На самом деле довольно трудно семь раз подряд объяснить семи приятельницам, что зимние каникулы я провела, катая по участку в Кратове коляску с младенцем, а не катаясь в Австрии на горных лыжах с инструктором.
Ну и так далее.
А очень хотелось, чтоб было… красиво и свободно, хотя бы иногда, хотя бы разочек, но чтобы было!..
Очень вредно не ездить на бал, особенно когда ты этого заслуживаешь!..
И вот однажды на бал нас пригласили.
Ребята, это было такое событие!.. Как раз кто-то из тех приятелей, что уже давно и прочно сделали карьеры, устраивал «летний праздник». Я понятия не имела, что это такое, и мне объяснили.
Это когда снимают какой-нибудь дом отдыха или клуб на Клязьме или Истре и там предаются разным приятным развлечениям: катанию на лодочках, играм на свежем воздухе, милой болтовне и поеданию шашлыка или чего там?..
И мне очень туда хотелось!.. Я так и представляла себе полосатые шезлонги, теплые доски пирса, на которых можно сидеть, свесив ноги в воду, запах шашлыка, красоту летнего вечера, умные разговоры, красивых людей, играющих за высокой сеткой в теннис или бадминтон. У меня воображение-то будь здоров, вот я и навоображала.
Сейчас я не вспомню, почему Женя, мой муж, не смог поехать. Или не захотел. Но не поехал.
Если тебе так уж невмоготу, сказал мой муж, давай я попрошу кого-нибудь, и тебя захватят. В речной клуб на Истре или Клязьме, где красиво предаются летним увеселениям, просто так, на электричке, не доедешь, а машину я никогда не водила.
В общем, он попросил, и меня «захватили».
Да, перед праздником я, как гимназистка перед балом с юнкерами, несколько дней придумывала, во что бы такое мне нарядиться.

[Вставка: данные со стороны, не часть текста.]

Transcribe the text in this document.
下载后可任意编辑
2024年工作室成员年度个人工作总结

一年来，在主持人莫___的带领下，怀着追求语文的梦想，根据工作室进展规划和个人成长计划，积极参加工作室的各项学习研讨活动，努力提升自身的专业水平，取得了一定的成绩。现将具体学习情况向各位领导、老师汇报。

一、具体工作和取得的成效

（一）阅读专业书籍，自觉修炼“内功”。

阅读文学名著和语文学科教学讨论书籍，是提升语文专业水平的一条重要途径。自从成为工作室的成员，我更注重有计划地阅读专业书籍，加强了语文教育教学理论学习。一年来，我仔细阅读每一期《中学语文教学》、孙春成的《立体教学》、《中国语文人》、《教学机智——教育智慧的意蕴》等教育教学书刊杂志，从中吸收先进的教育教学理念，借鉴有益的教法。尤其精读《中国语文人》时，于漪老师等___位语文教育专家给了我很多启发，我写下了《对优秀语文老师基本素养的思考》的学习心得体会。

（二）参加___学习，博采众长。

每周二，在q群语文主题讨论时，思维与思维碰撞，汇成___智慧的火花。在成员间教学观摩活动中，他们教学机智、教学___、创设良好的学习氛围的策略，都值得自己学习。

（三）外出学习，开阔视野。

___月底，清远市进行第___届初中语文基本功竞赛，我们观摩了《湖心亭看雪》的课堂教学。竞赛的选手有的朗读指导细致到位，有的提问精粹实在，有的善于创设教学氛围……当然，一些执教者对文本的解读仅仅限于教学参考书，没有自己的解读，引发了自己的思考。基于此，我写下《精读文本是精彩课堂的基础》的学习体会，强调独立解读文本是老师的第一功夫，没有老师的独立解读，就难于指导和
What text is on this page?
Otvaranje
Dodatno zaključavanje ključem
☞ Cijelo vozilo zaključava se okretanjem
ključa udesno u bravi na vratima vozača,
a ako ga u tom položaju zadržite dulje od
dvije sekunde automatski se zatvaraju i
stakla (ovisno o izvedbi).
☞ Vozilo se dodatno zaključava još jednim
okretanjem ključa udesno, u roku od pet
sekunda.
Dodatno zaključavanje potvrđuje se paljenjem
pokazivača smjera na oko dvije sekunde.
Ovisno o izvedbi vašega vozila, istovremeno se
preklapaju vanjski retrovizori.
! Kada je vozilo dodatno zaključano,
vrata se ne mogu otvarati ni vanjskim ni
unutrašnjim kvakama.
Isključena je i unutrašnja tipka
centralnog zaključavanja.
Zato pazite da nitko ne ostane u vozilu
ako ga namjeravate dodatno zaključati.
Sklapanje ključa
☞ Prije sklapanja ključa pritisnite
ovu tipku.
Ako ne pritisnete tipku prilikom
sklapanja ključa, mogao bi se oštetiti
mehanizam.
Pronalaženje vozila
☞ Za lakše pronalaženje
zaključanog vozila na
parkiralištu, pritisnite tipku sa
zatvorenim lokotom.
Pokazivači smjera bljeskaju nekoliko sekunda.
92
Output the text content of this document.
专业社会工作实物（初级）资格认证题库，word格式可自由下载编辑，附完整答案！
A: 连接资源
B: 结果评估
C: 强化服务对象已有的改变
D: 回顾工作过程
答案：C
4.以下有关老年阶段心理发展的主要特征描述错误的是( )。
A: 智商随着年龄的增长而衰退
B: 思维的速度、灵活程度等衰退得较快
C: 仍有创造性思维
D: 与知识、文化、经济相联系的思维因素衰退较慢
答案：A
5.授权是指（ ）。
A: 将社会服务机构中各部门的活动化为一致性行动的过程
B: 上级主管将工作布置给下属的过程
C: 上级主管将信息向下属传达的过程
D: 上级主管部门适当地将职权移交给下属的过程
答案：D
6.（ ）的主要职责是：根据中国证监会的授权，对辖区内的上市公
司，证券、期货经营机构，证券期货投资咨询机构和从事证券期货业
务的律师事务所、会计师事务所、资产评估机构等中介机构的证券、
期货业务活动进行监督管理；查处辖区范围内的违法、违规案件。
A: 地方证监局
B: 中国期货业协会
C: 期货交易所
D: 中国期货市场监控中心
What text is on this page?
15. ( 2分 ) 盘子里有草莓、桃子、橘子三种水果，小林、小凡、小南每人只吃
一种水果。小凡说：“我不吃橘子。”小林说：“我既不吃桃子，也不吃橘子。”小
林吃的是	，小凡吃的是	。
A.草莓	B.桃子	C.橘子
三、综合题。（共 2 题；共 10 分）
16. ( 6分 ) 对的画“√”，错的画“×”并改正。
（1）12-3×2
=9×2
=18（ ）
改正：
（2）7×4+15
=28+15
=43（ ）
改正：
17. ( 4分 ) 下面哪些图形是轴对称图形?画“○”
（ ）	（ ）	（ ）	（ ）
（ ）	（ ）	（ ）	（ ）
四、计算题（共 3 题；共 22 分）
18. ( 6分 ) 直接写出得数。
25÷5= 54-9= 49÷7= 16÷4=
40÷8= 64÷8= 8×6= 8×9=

И выбор был невелик, и я понятия не имела, что следует надевать «на летний праздник за городом». Широкополую шляпу из итальянской соломки и льняной сарафанчик?.. Тонкие джинсы, белую рубаху и бейсболку козырьком назад?.. Платье в горошек и беленькие босоножки (см. кинофильм «Красотка», эпизод с игрой в поло)! У меня ничего этого не было, зато был безразмерный спортивный костюм и кроссовки, когда-то довольно белые и довольно кокетливые.
Н-да.
В общем, меня «захватили» на праздник, где я почти никого не знала, а меня-то уж не знал совсем никто, и я там полдня слонялась между полосатыми шезлонгами, шашлычницами, нарядными дамами в платьях в горошек и шляпах из итальянской соломки.
Все дамы как раз были между собой знакомы, рады друг друга видеть и мило щебетали про свою прекрасную и недоступную моему пониманию жизнь. Как покатались в Австрии и куда нынче планируют выехать «на солнышко». Что именно купили в Милане и как теперь придется лететь в Нью-Йорк за тем, что недокупили.
Со мной никто не разговаривал, и я ни с кем не разговаривала – не о чем.
Зато я посидела на теплых досках пирса – часа четыре сидела! – тоскливо думая, как там все без меня дома. Должно быть, уже сестра приехала, и самовар ставят, утром мама собралась пирог печь, красота.
Короче говоря, когда пришло время уезжать, выяснилось, что меня… забыли. Тот самый приятель, которого Женька попросил меня «захватить», давно уехал, просить каких-то других приятелей подвезти хотя бы до Москвы я постеснялась – меня пугали их машины, жены, шляпы и разговоры про лето в Ницце.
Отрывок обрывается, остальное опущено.